Dr Kendrick apparently denies a relevant relationship between high levels of low-density lipoprotein cholesterol and triglycerides — two of the fats circulating in the blood — and heart attacks and strokes. He suggests that doctors should tell patients that fighting cholesterol with statins is bunk.
He extends his case by suggesting that doctors should recommend a high-fat diet, including as much saturated animal fats as desired, for it doesn’t matter a damn. The book is reported as suggesting that the protection statins offer is so small as to be insignificant, and anyway applies only to men.
In fact women with atherosclerotic heart disease are undertreated. Too often early symptoms of heart disease, less obvious in women, are either ignored or misinterpreted. Currently women also respond less well to treatment, but this is improving. One problem has been the patronising belief that all older women put on weight and, in consequence, have raised cholesterol and blood pressure. As this is a gender effect, the argument runs, women need neither statins nor intensive treatment for blood pressure.

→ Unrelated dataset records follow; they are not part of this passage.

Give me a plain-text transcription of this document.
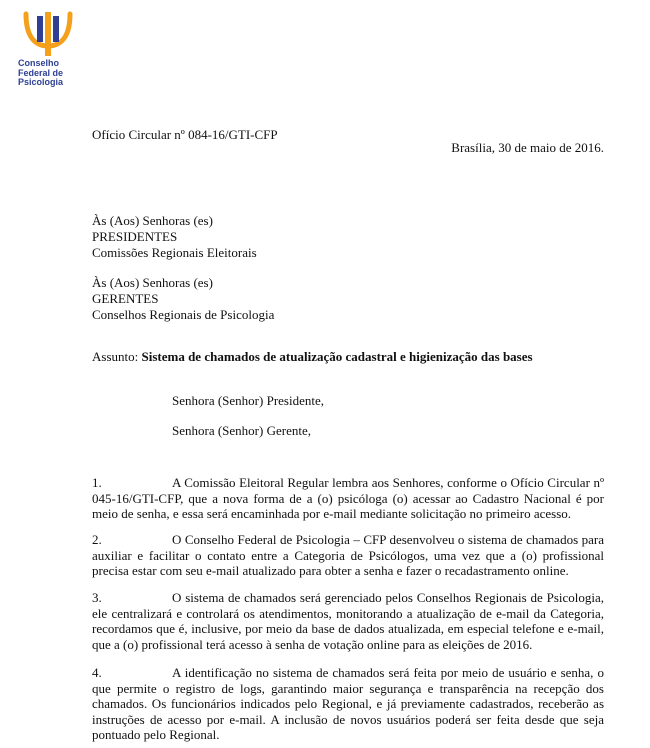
Conselho
Federal de
Psicologia
Ofício Circular nº 084-16/GTI-CFP
Brasília, 30 de maio de 2016.
Às (Aos) Senhoras (es)
PRESIDENTES
Comissões Regionais Eleitorais
Às (Aos) Senhoras (es)
GERENTES
Conselhos Regionais de Psicologia
Assunto: Sistema de chamados de atualização cadastral e higienização das bases
Senhora (Senhor) Presidente,
Senhora (Senhor) Gerente,
1.	A Comissão Eleitoral Regular lembra aos Senhores, conforme o Ofício Circular nº 045-16/GTI-CFP, que a nova forma de a (o) psicóloga (o) acessar ao Cadastro Nacional é por meio de senha, e essa será encaminhada por e-mail mediante solicitação no primeiro acesso.
2.	O Conselho Federal de Psicologia – CFP desenvolveu o sistema de chamados para auxiliar e facilitar o contato entre a Categoria de Psicólogos, uma vez que a (o) profissional precisa estar com seu e-mail atualizado para obter a senha e fazer o recadastramento online.
3.	O sistema de chamados será gerenciado pelos Conselhos Regionais de Psicologia, ele centralizará e controlará os atendimentos, monitorando a atualização de e-mail da Categoria, recordamos que é, inclusive, por meio da base de dados atualizada, em especial telefone e e-mail, que a (o) profissional terá acesso à senha de votação online para as eleições de 2016.
4.	A identificação no sistema de chamados será feita por meio de usuário e senha, o que permite o registro de logs, garantindo maior segurança e transparência na recepção dos chamados. Os funcionários indicados pelo Regional, e já previamente cadastrados, receberão as instruções de acesso por e-mail. A inclusão de novos usuários poderá ser feita desde que seja pontuado pelo Regional.
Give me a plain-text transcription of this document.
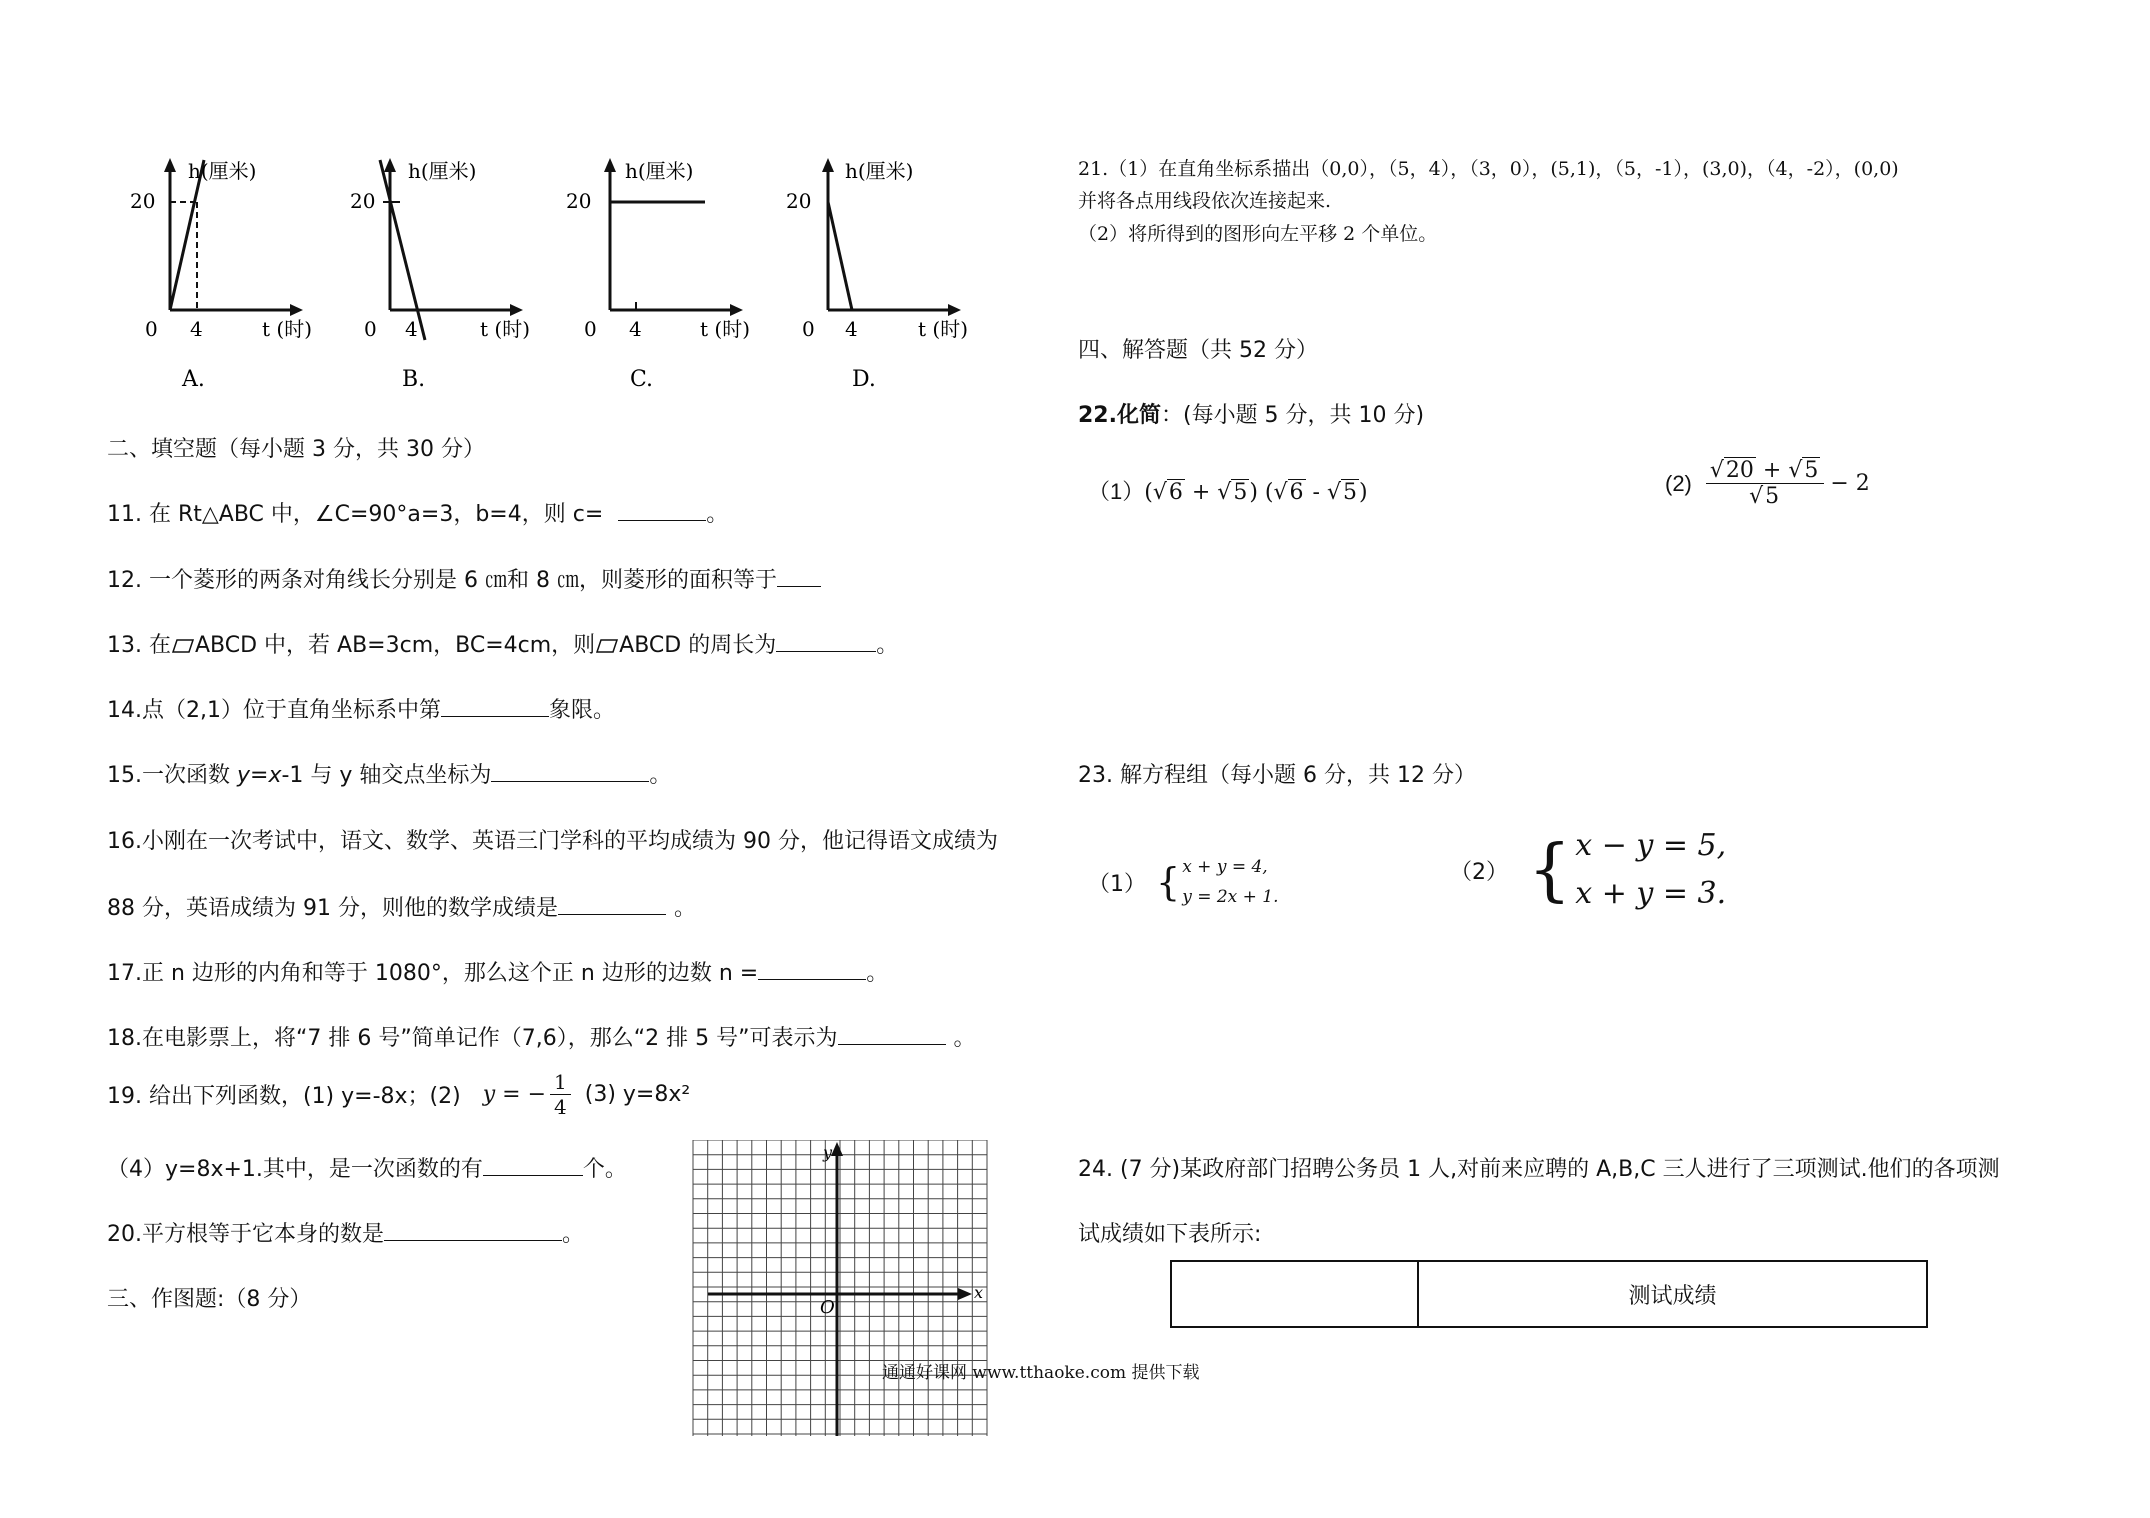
h(厘米)
20
0 4	t (时)
h(厘米)
20
0 4	t (时)
h(厘米)
20
0 4	t (时)
h(厘米)
20
0 4	t (时)
A.	B.	C.	D.
二、填空题（每小题 3 分，共 30 分）
11. 在 Rt△ABC 中，∠C=90°a=3，b=4，则 c=	。
12. 一个菱形的两条对角线长分别是 6 ㎝和 8 ㎝，则菱形的面积等于
13. 在 ABCD 中，若 AB=3cm，BC=4cm，则 ABCD 的周长为	。
14.点（2,1）位于直角坐标系中第	象限。
15.一次函数 y=x-1 与 y 轴交点坐标为	。
16.小刚在一次考试中，语文、数学、英语三门学科的平均成绩为 90 分，他记得语文成绩为
88 分，英语成绩为 91 分，则他的数学成绩是	。
17.正 n 边形的内角和等于 1080°，那么这个正 n 边形的边数 n =	。
18.在电影票上，将“7 排 6 号”简单记作（7,6），那么“2 排 5 号”可表示为	。
19. 给出下列函数，(1) y=-8x；(2) y = − $\frac{1}{4} (3)$ y=8x²
（4）y=8x+1.其中，是一次函数的有	个。
20.平方根等于它本身的数是	。
三、作图题:（8 分）
y
x
O
通通好课网 www.tthaoke.com 提供下载
21.（1）在直角坐标系描出（0,0），（5，4），（3，0），(5,1)，（5，-1），(3,0)，（4，-2），(0,0)
并将各点用线段依次连接起来.
（2）将所得到的图形向左平移 2 个单位。
四、解答题（共 52 分）
22.化简：(每小题 5 分，共 10 分)
（1）(√6 + √5) (√6 - √5)	$(2) \frac{√20 + √5}{√5} - 2$
23. 解方程组（每小题 6 分，共 12 分）
（1） { x + y = 4,
y = 2x + 1.
（2） { x − y = 5,
x + y = 3.
24. (7 分)某政府部门招聘公务员 1 人,对前来应聘的 A,B,C 三人进行了三项测试.他们的各项测
试成绩如下表所示:
测试成绩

Yet post-menopausal women’s risk of death from cardiovascular disease is as great, if not greater, than men’s. Furthermore, scans of arteries of patients before and after treatment with statins demonstrate both the increase in diameter of previously furred-up arteries, and reduced cholesterol levels. The level of high-density, cardioprotective “good” cholesterol increases, while levels of the damaging forms — low-density cholesterol and triglycerides — fall. Recent work at the DeBakey Heart Centre in Houston, Texas, suggests that statins also reduce harmful inflammation in the arteries that may precipitate rupture of a fatty arterial plaque and cause a coronary thrombosis.
When the Medical Research Council in Oxford and the University of Sydney reviewed the case histories of 90,000 patients who had been treated with statins, they concluded that the risk of a heart attack or ischaemic stroke was reduced by about a third. The benefits started immediately and increased the longer statins were taken and the farther cholesterol levels fell. The survey also revealed that although statins are especially valuable to those at high risk of a heart attack or stroke, they are also cardioprotective for people whose cholesterol levels would previously have been considered normal.
The National Institute for Health and Clinical Excellence (NICE), not noted for expressing hasty or extravagant views, supports the greater use of statins. We, doctors and patients, should follow its advice and ignore that of Dr Kendrick.